Et si on ne réduisait pas cette doctrine de  « l’alignement avec la stratégique de l’entreprise » au seul lien avec son métier. Pourquoi ne pas l’élargir et dire que l’alignement stratégique du mécénat peut aussi se faire avec les valeurs de l’entreprise, faire sens tout en s’éloignant de son business. Quand un entrepreneur affirme des valeurs de solidarité, de partage, d’attachement à son territoire, il est tout à fait en mesure de légitimer son mécénat, et ce, quel que soit le domaine soutenu. Des valeurs plus distinctives le permettent également : la transmission s’accorde avec la préservation du patrimoine bâti, l’esprit collectif avec le sport, la créativité avec le soutien à de jeunes artistes, le droit à l’erreur avec… tous les domaines ! Parce que le mécénat est justement un droit à l’expérimentation, la prise de risque. Mais dîtes-moi, quand le mécénat est aligné avec son business, est-ce que cela encourage ou, au contraire, restreint le soutien de projets très expérimentaux ? Une question supplémentaire à étudier…

 

« Ce qui compte, c’est le sens de cette action de générosité pour l’entreprise »

Autre type d’alignement possible : celui avec la stratégie de RSE, et les enjeux majeurs qui en découlent. Cemex a par exemple trouvé un mode opératoire intelligent qui combine complémentarité et efficacité en la matière. Nathalie Ponsart, Directrice communication, affaires publiques et RSE chez Cemex, nous en dit plus.

3 questions à... Nathalie Ponsart, Directrice communication, affaires publiques et RSE chez Cemex

 

Votre partenariat avec la LPO porte sur la préservation de la biodiversité, tant sur le volet RSE que mécénat. Cette convergence d’objectif est-elle source de confusion ou au contraire un facteur de cohérence ?

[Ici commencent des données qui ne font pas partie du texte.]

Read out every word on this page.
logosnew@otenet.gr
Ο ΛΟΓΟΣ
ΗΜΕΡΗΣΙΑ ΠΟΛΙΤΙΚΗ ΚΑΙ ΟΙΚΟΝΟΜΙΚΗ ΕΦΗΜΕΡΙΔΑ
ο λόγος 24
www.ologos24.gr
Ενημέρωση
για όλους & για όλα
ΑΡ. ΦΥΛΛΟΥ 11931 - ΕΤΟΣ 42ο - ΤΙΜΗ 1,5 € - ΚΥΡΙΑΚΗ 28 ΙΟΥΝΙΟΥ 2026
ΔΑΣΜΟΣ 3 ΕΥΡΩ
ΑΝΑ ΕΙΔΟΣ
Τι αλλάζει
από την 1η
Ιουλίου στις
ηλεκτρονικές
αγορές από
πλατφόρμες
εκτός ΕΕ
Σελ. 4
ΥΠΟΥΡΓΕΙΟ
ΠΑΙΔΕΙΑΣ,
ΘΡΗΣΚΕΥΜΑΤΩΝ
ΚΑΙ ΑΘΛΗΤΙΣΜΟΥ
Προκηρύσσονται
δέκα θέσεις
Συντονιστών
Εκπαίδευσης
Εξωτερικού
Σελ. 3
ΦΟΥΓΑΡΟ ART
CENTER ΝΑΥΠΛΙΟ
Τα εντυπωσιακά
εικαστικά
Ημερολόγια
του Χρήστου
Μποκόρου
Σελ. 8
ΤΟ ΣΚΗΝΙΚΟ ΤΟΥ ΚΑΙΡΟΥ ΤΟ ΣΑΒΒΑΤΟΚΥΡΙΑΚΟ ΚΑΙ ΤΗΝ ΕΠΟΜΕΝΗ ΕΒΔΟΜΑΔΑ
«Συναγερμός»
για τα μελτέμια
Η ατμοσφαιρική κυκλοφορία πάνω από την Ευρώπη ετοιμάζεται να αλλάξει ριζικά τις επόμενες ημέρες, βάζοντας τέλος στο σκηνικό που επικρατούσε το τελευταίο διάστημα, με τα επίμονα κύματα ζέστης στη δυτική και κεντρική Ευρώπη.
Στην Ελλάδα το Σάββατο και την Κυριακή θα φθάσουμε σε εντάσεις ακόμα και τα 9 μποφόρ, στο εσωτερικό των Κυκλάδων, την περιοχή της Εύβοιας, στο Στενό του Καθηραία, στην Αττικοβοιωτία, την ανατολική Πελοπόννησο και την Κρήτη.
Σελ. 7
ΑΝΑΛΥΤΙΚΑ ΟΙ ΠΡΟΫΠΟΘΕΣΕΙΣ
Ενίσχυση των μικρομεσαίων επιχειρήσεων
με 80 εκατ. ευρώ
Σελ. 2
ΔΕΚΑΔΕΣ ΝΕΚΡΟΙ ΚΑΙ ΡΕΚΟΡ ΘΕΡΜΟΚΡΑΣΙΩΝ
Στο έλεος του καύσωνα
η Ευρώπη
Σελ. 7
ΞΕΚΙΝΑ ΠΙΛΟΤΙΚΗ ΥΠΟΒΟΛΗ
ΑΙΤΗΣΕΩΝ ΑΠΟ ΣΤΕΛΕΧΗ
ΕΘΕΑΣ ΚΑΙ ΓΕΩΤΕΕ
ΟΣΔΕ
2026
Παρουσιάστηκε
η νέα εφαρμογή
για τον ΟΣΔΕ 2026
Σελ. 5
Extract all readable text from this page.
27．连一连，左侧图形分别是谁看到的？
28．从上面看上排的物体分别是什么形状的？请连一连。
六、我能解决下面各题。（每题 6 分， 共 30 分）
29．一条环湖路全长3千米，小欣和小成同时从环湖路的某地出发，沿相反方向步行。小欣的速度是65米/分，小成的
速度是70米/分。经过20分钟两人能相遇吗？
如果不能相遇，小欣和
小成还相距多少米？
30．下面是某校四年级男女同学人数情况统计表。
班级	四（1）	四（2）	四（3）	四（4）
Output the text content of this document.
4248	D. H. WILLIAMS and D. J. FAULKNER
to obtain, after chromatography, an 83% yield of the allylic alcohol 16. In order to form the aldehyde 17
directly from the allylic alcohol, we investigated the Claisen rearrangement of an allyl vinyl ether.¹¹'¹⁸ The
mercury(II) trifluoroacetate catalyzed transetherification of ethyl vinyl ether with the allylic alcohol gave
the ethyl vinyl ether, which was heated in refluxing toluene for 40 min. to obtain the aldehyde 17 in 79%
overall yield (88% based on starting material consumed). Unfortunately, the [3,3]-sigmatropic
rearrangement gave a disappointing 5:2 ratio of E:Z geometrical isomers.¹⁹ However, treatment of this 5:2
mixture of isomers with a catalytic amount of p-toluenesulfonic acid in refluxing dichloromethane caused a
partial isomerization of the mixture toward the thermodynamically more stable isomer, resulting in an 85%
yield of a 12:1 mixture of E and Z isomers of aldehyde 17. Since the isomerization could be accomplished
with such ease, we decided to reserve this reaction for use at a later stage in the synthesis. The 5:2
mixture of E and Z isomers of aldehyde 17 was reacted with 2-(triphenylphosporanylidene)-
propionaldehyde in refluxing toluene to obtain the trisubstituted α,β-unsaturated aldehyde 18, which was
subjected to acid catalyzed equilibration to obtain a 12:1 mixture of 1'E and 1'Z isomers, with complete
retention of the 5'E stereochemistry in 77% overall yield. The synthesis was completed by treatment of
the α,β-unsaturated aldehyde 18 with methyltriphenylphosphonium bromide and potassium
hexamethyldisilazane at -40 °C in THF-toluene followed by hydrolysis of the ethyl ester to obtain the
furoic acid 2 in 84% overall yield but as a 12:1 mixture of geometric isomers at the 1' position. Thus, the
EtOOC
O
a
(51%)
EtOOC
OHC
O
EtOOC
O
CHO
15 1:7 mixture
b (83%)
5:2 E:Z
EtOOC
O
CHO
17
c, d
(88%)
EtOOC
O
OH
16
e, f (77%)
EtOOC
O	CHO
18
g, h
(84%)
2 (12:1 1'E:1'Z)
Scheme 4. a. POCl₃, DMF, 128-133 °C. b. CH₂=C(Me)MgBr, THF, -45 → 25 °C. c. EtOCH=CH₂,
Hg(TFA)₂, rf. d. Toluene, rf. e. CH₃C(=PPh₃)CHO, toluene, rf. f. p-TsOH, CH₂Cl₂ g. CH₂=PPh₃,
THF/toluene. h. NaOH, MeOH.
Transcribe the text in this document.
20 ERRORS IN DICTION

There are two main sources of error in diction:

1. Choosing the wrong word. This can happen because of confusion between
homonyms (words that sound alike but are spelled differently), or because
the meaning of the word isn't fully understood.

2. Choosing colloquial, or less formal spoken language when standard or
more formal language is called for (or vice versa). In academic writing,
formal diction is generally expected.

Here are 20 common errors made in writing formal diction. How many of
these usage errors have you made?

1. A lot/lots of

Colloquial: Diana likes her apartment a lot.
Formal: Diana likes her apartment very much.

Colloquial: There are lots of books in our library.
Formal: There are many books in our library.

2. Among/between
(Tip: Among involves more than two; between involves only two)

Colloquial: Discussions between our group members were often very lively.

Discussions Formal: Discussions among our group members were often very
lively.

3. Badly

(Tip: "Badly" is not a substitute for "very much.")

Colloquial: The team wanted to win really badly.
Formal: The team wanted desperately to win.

Cette convergence d’objectif est bien un facteur de cohérence. Dans le cadre de notre politique d’entreprise fondée sur la norme ISO26000, CEMEX s’engage à préserver la biodiversité. Pour ce faire, nous menons deux types d’actions correspondant aux deux volets de notre convention de partenariat avec la LPO : d’un côté, un plan d’actions terrain mis en œuvre dans nos sites de production, conjointement par les équipes locales CEMEX et LPO de l’autre un mécénat financier pour soutenir le travail de la LPO quant à la préservation d’espèces et d’habitats. Le 1er volet du partenariat correspond à notre engagement de « Préserver l’environnement », le 2nd à celui de « Conjuguer notre mission et l’intérêt général ».

 

Pourquoi avez-vous fait ce choix ?

Nos activités d’extraction de sables et graviers (granulats) nous amènent à temporairement modifier le paysage, ce qui potentiellement a un impact sur la biodiversité. Dès les années 90, lorsque nous avons réalisé notre analyse de matérialité, nous avons mis en évidence que l’un de nos enjeux majeurs était la préservation de la biodiversité. C’est donc tout naturellement que nous nous sommes rapprochés de plusieurs parties prenantes, dont la LPO, pour travailler et avancer ensemble sur cette cause.

 

Quels sont les autres principaux axes d’intervention de votre politique de mécénat ?

Depuis plusieurs années nous gérons un mécénat de compétences au profit d’une association de valorisation du patrimoine, et nous menons quelques actions locales de mécénat produits, au profit de familles, d’établissements scolaires ou d’associations.

 

Au-delà de cette tentative d’explicitation à poursuivre, « ce qui compte, c’est le sens de cette action de générosité pour l’entreprise » affirme Nicole Villaeys, conseillère du président d’Admical. Et de pointer « une interprétation trop littérale de la recherche de sens qui risquerait d’écarter des causes difficiles ou tabou alors même qu’elles sont majeures, telle que les réfugiés ou le handicap mental ». Le débat est ouvert ! Ce premier article pose le décor, d’autres ainsi que des ateliers et débats à venir avec les Adhérents d’Admical et ses autres publics raconteront l’histoire.